El brillo de su linterna rebotaba en el agua. Entonces la apagó y solo quedó la luz proveniente del agua, que parecía constelada de lentejuelas.
Servaz cerró los ojos y contó hasta tres antes de volverlos a abrir. La luz no provenía de la bañera, sino de la boca de la víctima. Le habían hundido en la garganta una pequeña linterna, que no debía de tener más de dos centímetros de diámetro. La punta que emergía de la orofaringe y la úvula alumbraba el paladar, la lengua, las encías y los dientes de la muerta, al tiempo que su haz se difractaba en el agua circundante.

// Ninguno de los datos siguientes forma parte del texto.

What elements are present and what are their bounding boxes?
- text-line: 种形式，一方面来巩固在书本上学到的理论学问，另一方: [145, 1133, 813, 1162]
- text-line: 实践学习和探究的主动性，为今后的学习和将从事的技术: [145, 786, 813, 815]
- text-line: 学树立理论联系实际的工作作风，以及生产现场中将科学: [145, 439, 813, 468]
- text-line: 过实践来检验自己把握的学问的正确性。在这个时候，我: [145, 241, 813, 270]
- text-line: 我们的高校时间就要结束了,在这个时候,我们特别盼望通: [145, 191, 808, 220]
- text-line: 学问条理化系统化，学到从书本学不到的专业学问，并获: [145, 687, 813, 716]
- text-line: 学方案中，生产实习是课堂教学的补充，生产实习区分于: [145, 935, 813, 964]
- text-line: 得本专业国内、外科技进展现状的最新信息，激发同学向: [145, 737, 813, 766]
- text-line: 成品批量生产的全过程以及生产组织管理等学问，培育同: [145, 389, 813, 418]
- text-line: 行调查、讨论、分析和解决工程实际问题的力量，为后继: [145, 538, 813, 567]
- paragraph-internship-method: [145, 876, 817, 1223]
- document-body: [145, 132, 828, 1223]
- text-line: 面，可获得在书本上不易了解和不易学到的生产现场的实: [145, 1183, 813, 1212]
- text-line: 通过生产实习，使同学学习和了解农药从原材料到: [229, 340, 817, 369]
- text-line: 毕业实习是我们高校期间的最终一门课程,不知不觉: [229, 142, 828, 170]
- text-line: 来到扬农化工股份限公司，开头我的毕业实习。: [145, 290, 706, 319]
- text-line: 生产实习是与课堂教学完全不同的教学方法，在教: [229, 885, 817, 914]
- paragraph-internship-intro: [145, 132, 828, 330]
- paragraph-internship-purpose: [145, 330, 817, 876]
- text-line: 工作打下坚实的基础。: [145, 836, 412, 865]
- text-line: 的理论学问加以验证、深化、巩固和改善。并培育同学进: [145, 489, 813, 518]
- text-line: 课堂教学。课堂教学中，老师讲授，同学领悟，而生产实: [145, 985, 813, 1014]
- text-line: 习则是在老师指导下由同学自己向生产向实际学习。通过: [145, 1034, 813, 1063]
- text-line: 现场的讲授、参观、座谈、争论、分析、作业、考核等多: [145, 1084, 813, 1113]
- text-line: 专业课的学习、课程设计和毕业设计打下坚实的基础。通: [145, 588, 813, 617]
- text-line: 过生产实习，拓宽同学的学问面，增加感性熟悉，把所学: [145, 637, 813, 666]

Era como una lámpara de pantalla humana…
Servaz se preguntó, perplejo, cuál era el significado de aquel último gesto. ¿Una especie de firma? Su inutilidad en el modo operatorio en sí y su indiscutible valor simbólico daban que pensar. Habría que encontrar el símbolo. Reflexionó en lo que veía y en las muñecas de la piscina, tratando de determinar la importancia de cada elemento.
El agua…
El agua era el elemento principal. Percibiendo materia orgánica en el fondo de la bañera, olfateó el aire. Al identificar un leve olor a orina, concluyó que efectivamente había muerto en aquella fría agua.
El agua allí y el agua afuera… Llovía… ¿Habría esperado el asesino a esa noche de tormenta para pasar a la acción?

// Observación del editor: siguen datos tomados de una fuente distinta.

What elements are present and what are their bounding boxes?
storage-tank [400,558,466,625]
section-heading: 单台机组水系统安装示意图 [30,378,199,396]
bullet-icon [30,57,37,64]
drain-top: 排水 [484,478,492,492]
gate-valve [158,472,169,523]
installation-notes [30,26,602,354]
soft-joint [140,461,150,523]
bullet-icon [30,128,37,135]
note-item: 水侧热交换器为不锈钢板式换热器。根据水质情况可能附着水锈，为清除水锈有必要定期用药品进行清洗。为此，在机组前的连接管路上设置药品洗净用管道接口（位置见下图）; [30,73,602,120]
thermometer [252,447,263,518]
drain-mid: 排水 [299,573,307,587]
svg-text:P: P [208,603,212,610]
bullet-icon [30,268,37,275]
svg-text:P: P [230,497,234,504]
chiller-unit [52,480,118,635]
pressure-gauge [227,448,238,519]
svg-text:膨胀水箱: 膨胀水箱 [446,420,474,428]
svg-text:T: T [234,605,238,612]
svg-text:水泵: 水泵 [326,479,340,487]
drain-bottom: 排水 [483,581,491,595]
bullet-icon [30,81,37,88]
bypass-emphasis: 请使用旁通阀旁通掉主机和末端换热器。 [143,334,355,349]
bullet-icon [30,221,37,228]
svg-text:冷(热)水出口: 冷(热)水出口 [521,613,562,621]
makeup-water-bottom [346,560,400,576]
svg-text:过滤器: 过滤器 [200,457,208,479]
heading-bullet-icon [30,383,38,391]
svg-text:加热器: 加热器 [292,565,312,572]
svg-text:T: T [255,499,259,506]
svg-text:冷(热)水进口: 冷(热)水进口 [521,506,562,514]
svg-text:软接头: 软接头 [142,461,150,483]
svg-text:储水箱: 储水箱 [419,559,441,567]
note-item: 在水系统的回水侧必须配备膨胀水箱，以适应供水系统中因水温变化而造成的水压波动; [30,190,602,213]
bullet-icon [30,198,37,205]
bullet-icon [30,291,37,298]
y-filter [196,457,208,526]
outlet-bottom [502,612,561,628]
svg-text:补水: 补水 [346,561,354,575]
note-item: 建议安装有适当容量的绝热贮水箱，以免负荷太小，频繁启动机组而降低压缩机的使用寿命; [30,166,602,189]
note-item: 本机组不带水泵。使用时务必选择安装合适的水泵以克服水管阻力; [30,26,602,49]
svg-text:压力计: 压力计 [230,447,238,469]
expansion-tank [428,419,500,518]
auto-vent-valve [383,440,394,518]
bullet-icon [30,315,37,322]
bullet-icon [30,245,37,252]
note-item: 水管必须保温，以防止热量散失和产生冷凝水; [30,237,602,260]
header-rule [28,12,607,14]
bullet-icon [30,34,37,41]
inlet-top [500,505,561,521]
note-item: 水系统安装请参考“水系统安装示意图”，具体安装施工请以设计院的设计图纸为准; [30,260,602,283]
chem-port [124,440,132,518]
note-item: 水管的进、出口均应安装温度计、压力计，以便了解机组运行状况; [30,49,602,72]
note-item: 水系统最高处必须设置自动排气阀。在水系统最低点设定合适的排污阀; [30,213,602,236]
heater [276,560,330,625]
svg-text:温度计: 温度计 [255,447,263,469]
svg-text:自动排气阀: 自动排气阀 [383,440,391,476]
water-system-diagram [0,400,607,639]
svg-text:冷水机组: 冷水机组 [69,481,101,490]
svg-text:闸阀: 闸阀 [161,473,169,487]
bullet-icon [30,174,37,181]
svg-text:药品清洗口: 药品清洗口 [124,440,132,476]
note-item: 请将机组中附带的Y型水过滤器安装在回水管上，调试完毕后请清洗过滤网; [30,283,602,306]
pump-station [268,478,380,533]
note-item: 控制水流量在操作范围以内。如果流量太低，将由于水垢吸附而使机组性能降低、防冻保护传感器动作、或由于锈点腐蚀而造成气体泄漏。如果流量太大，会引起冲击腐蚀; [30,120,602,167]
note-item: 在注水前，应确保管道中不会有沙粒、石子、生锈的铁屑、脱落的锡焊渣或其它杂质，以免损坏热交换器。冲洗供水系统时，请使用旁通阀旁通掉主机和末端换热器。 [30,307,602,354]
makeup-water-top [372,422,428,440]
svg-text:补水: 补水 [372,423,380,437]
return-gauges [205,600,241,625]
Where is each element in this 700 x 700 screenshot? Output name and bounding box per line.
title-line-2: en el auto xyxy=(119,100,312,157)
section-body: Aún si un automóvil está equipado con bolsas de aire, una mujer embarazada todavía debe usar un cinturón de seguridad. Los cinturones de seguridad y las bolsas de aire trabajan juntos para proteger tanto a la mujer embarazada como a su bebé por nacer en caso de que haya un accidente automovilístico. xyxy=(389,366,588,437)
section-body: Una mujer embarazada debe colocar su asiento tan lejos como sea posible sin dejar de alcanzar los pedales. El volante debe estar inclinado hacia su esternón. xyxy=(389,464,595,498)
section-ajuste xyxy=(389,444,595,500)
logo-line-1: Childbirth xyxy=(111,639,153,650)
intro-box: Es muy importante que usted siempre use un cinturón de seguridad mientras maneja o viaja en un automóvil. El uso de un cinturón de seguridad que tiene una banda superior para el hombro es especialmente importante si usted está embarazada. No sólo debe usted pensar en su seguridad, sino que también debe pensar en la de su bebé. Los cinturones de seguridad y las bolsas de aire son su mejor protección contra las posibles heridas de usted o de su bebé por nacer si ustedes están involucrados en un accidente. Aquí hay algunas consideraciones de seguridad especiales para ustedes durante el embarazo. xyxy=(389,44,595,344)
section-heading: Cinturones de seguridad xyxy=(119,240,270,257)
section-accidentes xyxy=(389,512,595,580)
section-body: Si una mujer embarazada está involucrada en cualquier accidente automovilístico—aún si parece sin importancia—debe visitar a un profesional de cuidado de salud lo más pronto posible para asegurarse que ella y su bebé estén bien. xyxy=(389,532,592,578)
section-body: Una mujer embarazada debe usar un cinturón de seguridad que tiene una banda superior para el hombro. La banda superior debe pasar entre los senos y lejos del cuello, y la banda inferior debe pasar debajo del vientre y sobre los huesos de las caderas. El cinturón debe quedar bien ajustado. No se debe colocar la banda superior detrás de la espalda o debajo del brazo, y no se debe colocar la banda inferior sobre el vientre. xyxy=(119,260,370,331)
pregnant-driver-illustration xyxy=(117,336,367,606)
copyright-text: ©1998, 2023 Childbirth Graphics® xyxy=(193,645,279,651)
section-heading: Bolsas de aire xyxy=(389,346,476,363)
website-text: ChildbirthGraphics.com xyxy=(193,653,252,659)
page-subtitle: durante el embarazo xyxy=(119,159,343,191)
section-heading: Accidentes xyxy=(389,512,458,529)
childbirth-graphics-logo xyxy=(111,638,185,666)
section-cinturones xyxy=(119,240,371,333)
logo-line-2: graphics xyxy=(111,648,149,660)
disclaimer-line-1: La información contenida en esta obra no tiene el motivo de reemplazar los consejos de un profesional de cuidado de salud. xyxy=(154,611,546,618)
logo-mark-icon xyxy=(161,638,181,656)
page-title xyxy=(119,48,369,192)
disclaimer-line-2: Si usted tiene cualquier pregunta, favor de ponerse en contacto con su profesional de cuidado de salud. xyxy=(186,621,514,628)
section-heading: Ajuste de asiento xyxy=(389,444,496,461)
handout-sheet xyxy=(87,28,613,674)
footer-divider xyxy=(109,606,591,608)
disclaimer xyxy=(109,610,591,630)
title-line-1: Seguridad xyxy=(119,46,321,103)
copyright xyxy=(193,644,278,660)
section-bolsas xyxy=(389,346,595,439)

Se acordó de que no había visto ninguna huella especial en la escalera al salir. Si el cuerpo hubiera sido atado en otra habitación y luego arrastrado hasta allí, había grandes posibilidades de que hubiera dejado arañazos en los zócalos y rasguñado o ajado la moqueta. Pediría a los técnicos que examinaran bien las escaleras y tomaran muestras, pero ya conocía de antemano la respuesta.

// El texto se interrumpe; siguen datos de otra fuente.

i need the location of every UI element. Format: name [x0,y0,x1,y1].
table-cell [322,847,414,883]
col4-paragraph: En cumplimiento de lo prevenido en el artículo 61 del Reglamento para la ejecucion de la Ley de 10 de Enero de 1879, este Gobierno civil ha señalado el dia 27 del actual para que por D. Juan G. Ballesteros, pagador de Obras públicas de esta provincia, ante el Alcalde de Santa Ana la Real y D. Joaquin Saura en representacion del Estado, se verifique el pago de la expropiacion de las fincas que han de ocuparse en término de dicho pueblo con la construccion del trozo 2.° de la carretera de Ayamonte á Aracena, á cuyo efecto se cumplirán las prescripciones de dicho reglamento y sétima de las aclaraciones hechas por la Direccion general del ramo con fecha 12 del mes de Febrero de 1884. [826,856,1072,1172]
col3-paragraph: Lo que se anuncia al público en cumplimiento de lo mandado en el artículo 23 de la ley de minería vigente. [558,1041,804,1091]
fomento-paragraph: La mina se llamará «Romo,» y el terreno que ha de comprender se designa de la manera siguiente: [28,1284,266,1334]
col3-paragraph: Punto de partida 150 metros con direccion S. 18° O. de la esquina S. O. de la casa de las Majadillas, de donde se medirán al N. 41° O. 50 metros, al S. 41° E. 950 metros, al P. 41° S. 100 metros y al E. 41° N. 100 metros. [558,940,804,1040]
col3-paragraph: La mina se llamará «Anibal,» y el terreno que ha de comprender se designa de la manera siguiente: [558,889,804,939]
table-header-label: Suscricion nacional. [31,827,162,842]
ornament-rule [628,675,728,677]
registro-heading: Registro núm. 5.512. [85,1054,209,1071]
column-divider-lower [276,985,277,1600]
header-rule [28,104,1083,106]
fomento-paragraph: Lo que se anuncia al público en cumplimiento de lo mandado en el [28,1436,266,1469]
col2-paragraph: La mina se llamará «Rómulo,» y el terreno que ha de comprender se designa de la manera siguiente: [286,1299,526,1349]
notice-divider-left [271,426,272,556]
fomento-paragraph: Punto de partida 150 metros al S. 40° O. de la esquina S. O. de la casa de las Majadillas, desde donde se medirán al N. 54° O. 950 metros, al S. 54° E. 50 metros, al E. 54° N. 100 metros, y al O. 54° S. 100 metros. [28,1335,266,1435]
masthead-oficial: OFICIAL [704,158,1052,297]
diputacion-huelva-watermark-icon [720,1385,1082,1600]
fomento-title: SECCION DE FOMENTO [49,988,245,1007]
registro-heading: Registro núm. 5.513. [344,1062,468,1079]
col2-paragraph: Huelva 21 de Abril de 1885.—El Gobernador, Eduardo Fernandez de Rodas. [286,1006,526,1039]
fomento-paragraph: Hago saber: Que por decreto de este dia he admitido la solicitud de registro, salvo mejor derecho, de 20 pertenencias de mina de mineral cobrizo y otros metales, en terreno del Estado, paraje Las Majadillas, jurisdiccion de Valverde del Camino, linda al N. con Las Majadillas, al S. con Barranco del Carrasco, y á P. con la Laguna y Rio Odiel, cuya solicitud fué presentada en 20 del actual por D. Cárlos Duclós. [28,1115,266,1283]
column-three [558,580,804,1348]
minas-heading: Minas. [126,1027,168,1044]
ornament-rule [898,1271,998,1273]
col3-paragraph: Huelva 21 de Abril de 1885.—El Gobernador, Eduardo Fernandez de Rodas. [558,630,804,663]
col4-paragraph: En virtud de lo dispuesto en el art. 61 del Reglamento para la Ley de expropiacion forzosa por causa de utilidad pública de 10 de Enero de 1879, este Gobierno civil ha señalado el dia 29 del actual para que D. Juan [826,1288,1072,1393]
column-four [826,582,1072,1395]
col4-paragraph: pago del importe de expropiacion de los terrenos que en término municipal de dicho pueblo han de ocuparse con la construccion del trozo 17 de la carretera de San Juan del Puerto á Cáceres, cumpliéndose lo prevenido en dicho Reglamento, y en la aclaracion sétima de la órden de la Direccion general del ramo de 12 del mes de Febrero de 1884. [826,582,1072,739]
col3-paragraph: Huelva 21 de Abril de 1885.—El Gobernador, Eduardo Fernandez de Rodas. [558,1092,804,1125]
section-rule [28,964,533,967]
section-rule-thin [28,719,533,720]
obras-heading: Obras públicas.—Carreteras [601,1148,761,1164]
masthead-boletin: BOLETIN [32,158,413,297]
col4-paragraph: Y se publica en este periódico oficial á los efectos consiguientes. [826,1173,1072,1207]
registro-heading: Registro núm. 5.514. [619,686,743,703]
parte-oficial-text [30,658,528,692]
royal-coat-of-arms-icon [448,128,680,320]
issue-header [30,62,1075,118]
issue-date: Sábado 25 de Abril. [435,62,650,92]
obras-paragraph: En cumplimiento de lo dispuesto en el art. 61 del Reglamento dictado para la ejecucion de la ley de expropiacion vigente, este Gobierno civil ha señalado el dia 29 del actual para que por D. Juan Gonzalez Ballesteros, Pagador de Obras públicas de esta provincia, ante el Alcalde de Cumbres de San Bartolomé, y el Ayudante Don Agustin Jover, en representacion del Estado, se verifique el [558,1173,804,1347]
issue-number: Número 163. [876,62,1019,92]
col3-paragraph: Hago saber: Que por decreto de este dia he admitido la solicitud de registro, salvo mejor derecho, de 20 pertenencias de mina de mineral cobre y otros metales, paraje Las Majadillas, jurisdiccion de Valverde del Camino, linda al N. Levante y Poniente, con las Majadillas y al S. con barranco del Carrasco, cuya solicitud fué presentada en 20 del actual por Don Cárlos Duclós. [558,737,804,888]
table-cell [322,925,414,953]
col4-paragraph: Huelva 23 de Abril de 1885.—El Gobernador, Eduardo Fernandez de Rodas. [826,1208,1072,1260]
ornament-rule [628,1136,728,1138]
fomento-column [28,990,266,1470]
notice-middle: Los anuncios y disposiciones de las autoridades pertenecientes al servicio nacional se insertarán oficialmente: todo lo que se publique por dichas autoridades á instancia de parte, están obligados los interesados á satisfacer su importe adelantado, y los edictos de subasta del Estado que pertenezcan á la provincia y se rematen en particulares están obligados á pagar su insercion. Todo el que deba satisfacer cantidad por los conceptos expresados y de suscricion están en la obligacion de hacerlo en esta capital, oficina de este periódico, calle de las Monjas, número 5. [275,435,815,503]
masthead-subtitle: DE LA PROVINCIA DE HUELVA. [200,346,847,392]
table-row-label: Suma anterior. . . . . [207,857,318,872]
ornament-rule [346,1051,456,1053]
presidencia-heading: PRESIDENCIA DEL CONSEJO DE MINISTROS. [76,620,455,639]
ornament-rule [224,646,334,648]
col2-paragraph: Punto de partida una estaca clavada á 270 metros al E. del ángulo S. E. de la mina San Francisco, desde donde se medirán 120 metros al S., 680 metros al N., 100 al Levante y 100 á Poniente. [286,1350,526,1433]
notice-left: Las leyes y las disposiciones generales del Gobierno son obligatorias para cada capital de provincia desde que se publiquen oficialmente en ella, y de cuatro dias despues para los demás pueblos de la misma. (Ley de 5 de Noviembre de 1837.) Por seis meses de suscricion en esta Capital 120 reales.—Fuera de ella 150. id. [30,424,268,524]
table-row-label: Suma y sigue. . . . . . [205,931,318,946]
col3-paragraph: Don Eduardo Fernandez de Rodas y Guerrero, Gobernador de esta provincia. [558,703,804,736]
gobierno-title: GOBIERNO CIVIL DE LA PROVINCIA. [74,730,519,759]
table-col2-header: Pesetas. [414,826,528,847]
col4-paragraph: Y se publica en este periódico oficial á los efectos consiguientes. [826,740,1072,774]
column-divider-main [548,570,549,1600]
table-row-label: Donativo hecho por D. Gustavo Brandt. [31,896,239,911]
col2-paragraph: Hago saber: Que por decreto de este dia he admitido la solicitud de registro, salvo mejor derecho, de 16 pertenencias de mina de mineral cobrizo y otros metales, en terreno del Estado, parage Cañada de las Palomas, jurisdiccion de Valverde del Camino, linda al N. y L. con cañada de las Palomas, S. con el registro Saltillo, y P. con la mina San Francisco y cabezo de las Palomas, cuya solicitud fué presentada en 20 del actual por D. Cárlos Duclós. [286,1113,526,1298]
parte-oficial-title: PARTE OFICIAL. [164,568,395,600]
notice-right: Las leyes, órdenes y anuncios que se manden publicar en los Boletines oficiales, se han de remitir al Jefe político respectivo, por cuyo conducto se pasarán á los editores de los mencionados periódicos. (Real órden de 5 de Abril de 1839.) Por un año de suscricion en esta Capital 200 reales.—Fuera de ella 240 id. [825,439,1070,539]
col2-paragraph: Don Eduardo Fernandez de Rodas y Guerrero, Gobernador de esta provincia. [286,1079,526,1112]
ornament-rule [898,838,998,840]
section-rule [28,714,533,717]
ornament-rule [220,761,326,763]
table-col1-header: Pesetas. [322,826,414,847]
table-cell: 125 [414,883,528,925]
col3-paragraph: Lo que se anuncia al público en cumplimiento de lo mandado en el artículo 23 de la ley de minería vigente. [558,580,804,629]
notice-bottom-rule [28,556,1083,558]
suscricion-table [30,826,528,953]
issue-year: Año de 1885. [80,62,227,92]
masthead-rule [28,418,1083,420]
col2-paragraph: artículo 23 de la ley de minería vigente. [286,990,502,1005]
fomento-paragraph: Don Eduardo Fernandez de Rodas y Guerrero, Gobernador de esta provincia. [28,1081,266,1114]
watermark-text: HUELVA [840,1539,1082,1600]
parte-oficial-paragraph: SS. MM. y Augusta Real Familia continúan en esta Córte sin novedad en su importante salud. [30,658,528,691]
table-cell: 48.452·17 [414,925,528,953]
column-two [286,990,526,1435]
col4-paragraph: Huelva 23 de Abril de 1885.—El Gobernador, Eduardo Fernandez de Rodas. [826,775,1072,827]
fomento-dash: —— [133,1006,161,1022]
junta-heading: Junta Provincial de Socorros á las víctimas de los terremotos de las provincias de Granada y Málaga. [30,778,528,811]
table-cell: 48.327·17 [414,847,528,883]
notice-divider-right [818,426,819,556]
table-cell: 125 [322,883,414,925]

Volvió a mirar a la chica y lo asaltó el vértigo. Aquella mujer tenía un futuro. ¿Quién merecía morir tan joven? La mirada sumergida en el agua le contaba una parte: había tenido miedo, mucho miedo antes de morir. Había comprendido que se había acabado, que todo su crédito se había agotado antes incluso de saber qué era envejecer. ¿En qué habría pensado? ¿En el pasado o en el futuro? ¿En las ocasiones desperdiciadas, en las segundas oportunidades que ya no iba a tener, en los proyectos que nunca se iban a hacer realidad, en los amantes o en el gran amor? ¿O bien en la supervivencia tan solo? Se había debatido con la ferocidad de un animal caído en una trampa, pero para entonces se hallaba ya encerrada en su estrecha prisión de cuerda y había sentido cómo el nivel del agua subía, de manera lenta e inexorable, a su alrededor, contra su piel. Aunque el pánico aullaba como un huracán en su cerebro impeliéndola a gritar, la pequeña linterna se lo había impedido con mayor eficacia que una mordaza. Solo había podido respirar por la nariz, con la garganta dolorida, inflada en torno a aquel objeto extraño, y el cerebro apenas irrigado de oxígeno. Seguramente había exhalado un hipido en el momento en que el agua le había entrado por la boca. Luego el pánico se había transformado en puro terror cuando el agua había penetrado por la nariz, recubierto la cara, sumergido la córnea de aquellos ojos abiertos como platos…
De repente volvió la luz y ambos tuvieron un sobresalto.
—¡Mierda! —exclamó Espérandieu.
★ ★ ★
—Explíqueme por qué debería confiarle el caso a usted, comandante.
Servaz levantó la cabeza para mirar a Castaing. El fiscal sacó un cigarrillo y se lo encajó entre los labios. Al encenderlo, la brasa chisporroteó bajo las gotas. El hombre tenía el aspecto de un tótem, plantado bajo la lluvia entre la luz de los faros, mirando de arriba abajo a Servaz desde lo alto de su estatura.
—¿Por qué? Porque todo el mundo prevé que lo haga. Porque es la opción más razonable. Porque si no lo hace y esta investigación fracasa de manera estrepitosa, le van a preguntar después por qué no lo hizo.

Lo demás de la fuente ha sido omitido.